Objective: The aim of this study was to evaluate the impact of age on the associations between hemodynamic components derived from 24-h ambulatory blood pressure (24-h ABPM) and target organ damage, in apparently healthy, nonmedicated individuals. Methods: Twenty-four-hour ABPM and target organ damage (left ventricular mass index, pulse wave velocity, urine albumin : creatinine ratio and carotid atherosclerotic plaques) were evaluated in 1408 individuals. Associations were examined in regression models, stratified for age [middle-aged (41 or 51 years) or elderly (61 or 71 years)], and adjusted for sex, smoking status, and total-cholesterol. Results: In middle-aged individuals, an increase of 10 mmHg in 24-h SBP was independently associated with an increase of 3.8 (2.7–4.8) g/m2 in LVMI. The effect was nearly doubled in the elderly subgroup, where the same increase resulted in an increase in LVMI of 6.3 (5.0–7.6) g/m2 (P for interaction <0.01). An increase of 10 mmHg of 24-h SBP was associated with a 6.7% increase in pulse wave velocity in middle-aged individuals and with an 9.1% increase in elderly individuals (P for interaction <0.01). An independent association between 24-h ABPM and urine albumin : creatinine ratio was only observed in the elderly subgroup.
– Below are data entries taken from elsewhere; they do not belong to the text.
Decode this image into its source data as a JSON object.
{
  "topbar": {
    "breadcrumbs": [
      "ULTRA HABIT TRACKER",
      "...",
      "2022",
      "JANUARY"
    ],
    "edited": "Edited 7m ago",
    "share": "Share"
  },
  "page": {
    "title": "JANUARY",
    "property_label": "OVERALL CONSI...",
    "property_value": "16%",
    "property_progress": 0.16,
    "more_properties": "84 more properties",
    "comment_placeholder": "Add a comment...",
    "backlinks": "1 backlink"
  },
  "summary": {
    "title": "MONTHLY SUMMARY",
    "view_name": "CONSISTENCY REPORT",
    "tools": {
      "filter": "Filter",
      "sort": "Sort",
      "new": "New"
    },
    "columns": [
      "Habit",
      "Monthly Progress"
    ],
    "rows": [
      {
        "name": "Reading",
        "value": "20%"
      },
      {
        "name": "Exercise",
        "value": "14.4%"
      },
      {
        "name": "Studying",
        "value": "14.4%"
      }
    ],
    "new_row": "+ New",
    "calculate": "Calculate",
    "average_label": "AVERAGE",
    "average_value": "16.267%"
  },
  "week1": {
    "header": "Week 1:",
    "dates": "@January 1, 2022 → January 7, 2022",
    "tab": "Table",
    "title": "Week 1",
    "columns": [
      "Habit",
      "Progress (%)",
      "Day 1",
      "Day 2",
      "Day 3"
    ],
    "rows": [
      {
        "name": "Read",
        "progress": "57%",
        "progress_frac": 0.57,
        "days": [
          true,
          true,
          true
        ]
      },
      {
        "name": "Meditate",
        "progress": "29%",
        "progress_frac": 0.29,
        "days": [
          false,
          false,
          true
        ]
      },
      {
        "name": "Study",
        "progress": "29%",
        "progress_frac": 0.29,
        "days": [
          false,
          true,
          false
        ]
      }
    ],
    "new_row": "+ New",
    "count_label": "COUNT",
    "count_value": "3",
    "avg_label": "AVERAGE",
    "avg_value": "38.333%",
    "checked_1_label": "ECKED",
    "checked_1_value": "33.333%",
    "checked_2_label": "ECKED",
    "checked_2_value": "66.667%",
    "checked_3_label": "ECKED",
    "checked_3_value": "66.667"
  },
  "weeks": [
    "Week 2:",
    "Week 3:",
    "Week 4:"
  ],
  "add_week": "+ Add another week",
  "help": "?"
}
Associations between the presence of atherosclerotic plaques and components from 24-h ABPM except 24-h DBP were not modified by age (all P for interaction >0.26). Conclusion: Age enhances the associations between hemodynamic components obtained from 24-h ABPM and measures of arterial stiffness, microvascular damage, and cardiac structure, but not atherosclerosis.